Die US-Regierung hat den geplanten Verkauf hochmoderner Kampfjets vom Typ F-35 an die Vereinigten Arabischen Emirate bestätigt. Außenminister Mike Pompeo informierte den Kongress offiziell über seine Absicht, das Rüstungsgeschäft mit einem Umfang von insgesamt mehr als 23 Milliarden Dollar (rund 19 Milliarden Euro) zu genehmigen.

Teil des Pakets sind bis zu 50 F-35-Kampfjets mit einem Wert von zusammen 10,4 Milliarden Dollar.
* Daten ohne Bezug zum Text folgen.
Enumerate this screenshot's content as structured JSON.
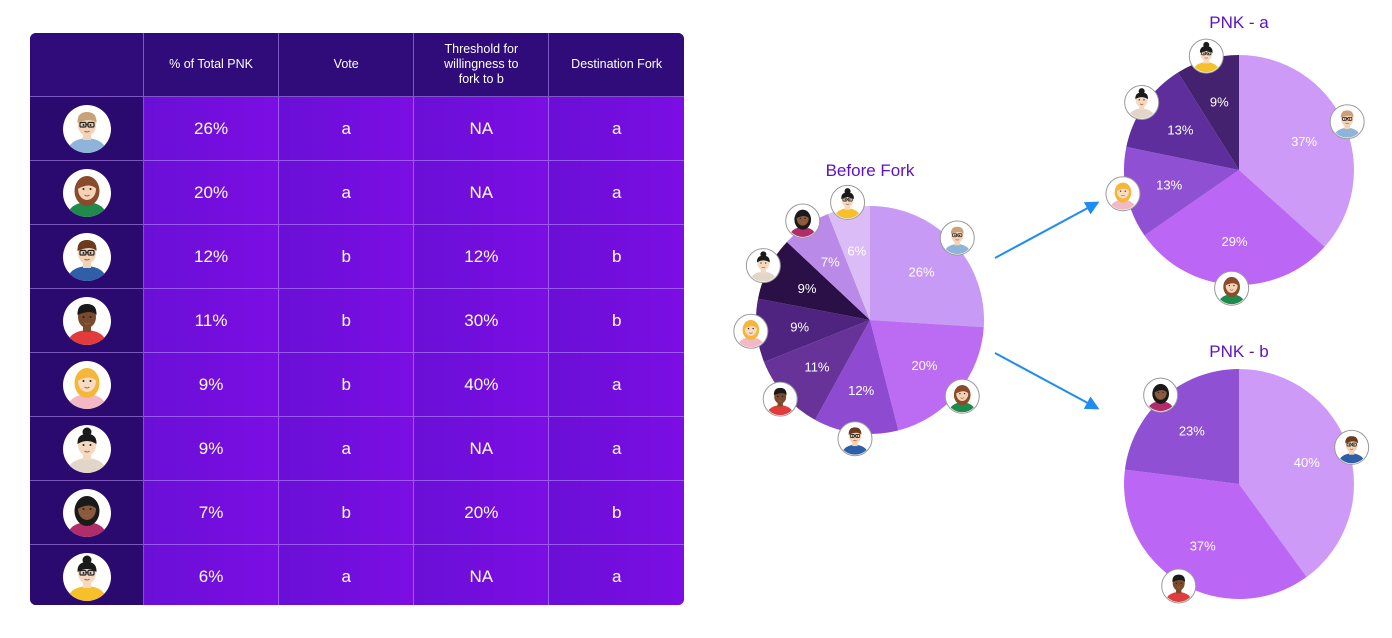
{
  "table": {
    "headers": [
      "",
      "% of Total PNK",
      "Vote",
      "Threshold for\nwillingness to\nfork to b",
      "Destination Fork"
    ],
    "rows": [
      {
        "person": "p1",
        "pct": "26%",
        "vote": "a",
        "threshold": "NA",
        "dest": "a"
      },
      {
        "person": "p2",
        "pct": "20%",
        "vote": "a",
        "threshold": "NA",
        "dest": "a"
      },
      {
        "person": "p3",
        "pct": "12%",
        "vote": "b",
        "threshold": "12%",
        "dest": "b"
      },
      {
        "person": "p4",
        "pct": "11%",
        "vote": "b",
        "threshold": "30%",
        "dest": "b"
      },
      {
        "person": "p5",
        "pct": "9%",
        "vote": "b",
        "threshold": "40%",
        "dest": "a"
      },
      {
        "person": "p6",
        "pct": "9%",
        "vote": "a",
        "threshold": "NA",
        "dest": "a"
      },
      {
        "person": "p7",
        "pct": "7%",
        "vote": "b",
        "threshold": "20%",
        "dest": "b"
      },
      {
        "person": "p8",
        "pct": "6%",
        "vote": "a",
        "threshold": "NA",
        "dest": "a"
      }
    ]
  },
  "people": {
    "p1": {
      "hair": "#c9a27a",
      "skin": "#f3d2b5",
      "shirt": "#8fb4d9",
      "glasses": true,
      "style": "short"
    },
    "p2": {
      "hair": "#8a4a2c",
      "skin": "#f3d2b5",
      "shirt": "#1f8a4c",
      "glasses": false,
      "style": "long"
    },
    "p3": {
      "hair": "#6b3a1f",
      "skin": "#f3d2b5",
      "shirt": "#2f5fa8",
      "glasses": true,
      "style": "short"
    },
    "p4": {
      "hair": "#1a1a1a",
      "skin": "#7a4a2c",
      "shirt": "#e23b3b",
      "glasses": false,
      "style": "short"
    },
    "p5": {
      "hair": "#f5b73a",
      "skin": "#f7dcc2",
      "shirt": "#f2b8c6",
      "glasses": false,
      "style": "curly"
    },
    "p6": {
      "hair": "#1a1a1a",
      "skin": "#f5d9bf",
      "shirt": "#e2d6c8",
      "glasses": false,
      "style": "bun"
    },
    "p7": {
      "hair": "#1a1a1a",
      "skin": "#8a5a3c",
      "shirt": "#b02d6a",
      "glasses": false,
      "style": "long"
    },
    "p8": {
      "hair": "#1a1a1a",
      "skin": "#f5d9bf",
      "shirt": "#f5c02a",
      "glasses": true,
      "style": "bun"
    }
  },
  "chart_data": [
    {
      "type": "pie",
      "title": "Before Fork",
      "slices": [
        {
          "person": "p1",
          "value": 26,
          "label": "26%",
          "color": "#c79af5"
        },
        {
          "person": "p2",
          "value": 20,
          "label": "20%",
          "color": "#bb6cf2"
        },
        {
          "person": "p3",
          "value": 12,
          "label": "12%",
          "color": "#8e4ad0"
        },
        {
          "person": "p4",
          "value": 11,
          "label": "11%",
          "color": "#673399"
        },
        {
          "person": "p5",
          "value": 9,
          "label": "9%",
          "color": "#4f2480"
        },
        {
          "person": "p6",
          "value": 9,
          "label": "9%",
          "color": "#2b0f47"
        },
        {
          "person": "p7",
          "value": 7,
          "label": "7%",
          "color": "#b98ae8"
        },
        {
          "person": "p8",
          "value": 6,
          "label": "6%",
          "color": "#dcbcf7"
        }
      ]
    },
    {
      "type": "pie",
      "title": "PNK - a",
      "slices": [
        {
          "person": "p1",
          "value": 37,
          "label": "37%",
          "color": "#cd9bf7"
        },
        {
          "person": "p2",
          "value": 29,
          "label": "29%",
          "color": "#bb66f5"
        },
        {
          "person": "p5",
          "value": 13,
          "label": "13%",
          "color": "#9050d4"
        },
        {
          "person": "p6",
          "value": 13,
          "label": "13%",
          "color": "#5e2f9c"
        },
        {
          "person": "p8",
          "value": 9,
          "label": "9%",
          "color": "#452270"
        }
      ]
    },
    {
      "type": "pie",
      "title": "PNK - b",
      "slices": [
        {
          "person": "p3",
          "value": 40,
          "label": "40%",
          "color": "#cd9bf7"
        },
        {
          "person": "p4",
          "value": 37,
          "label": "37%",
          "color": "#bb66f5"
        },
        {
          "person": "p7",
          "value": 23,
          "label": "23%",
          "color": "#9050d4"
        }
      ]
    }
  ],
  "arrow_color": "#1e8cf0"
}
Hinzu kommen Munition im Wert von zehn Milliarden Dollar und bis zu 18 Drohnen im Wert von knapp drei Milliarden Dollar. Vertreter von Senat und Repräsentantenhaus müssen größeren Waffenverkäufen in den USA zustimmen.

Pompeo erklärte, die Vereinigten Arabischen Emirate seien schon seit langer Zeit ein wichtiger „Sicherheitspartner“ der USA. Die „historische“ Vereinbarung des Golfstaats über eine Normalisierung der Beziehungen mit Israel biete jetzt eine einmalige Gelegenheit, „die strategische Landschaft der Region positiv zu verändern“. Der Außenminister hatte Israel im August eine Wahrung des militärischen Vorsprungs in Nahost zugesichert.

Pompeo verwies zudem darauf, dass die USA und die Emirate mit Iran einen gemeinsamen Gegner haben. Die VAE und Israel hatten im August unter US-Vermittlung ein Abkommen zur Normalisierung ihrer Beziehungen beschlossen. Es bereitete den diplomatischen Boden für das nun offiziell bestätigte US-Rüstungsgeschäft mit den Emiraten.

Israel hatte sich bisher strikt gegen sämtliche US-Kampfjet-Lieferungen an arabische Staaten ausgesprochen. Der israelische Ministerpräsident Benjamin Netanyahu deutete aber kürzlich an, seine Regierung habe gegen das neue Rüstungsgeschäft nichts einzuwenden.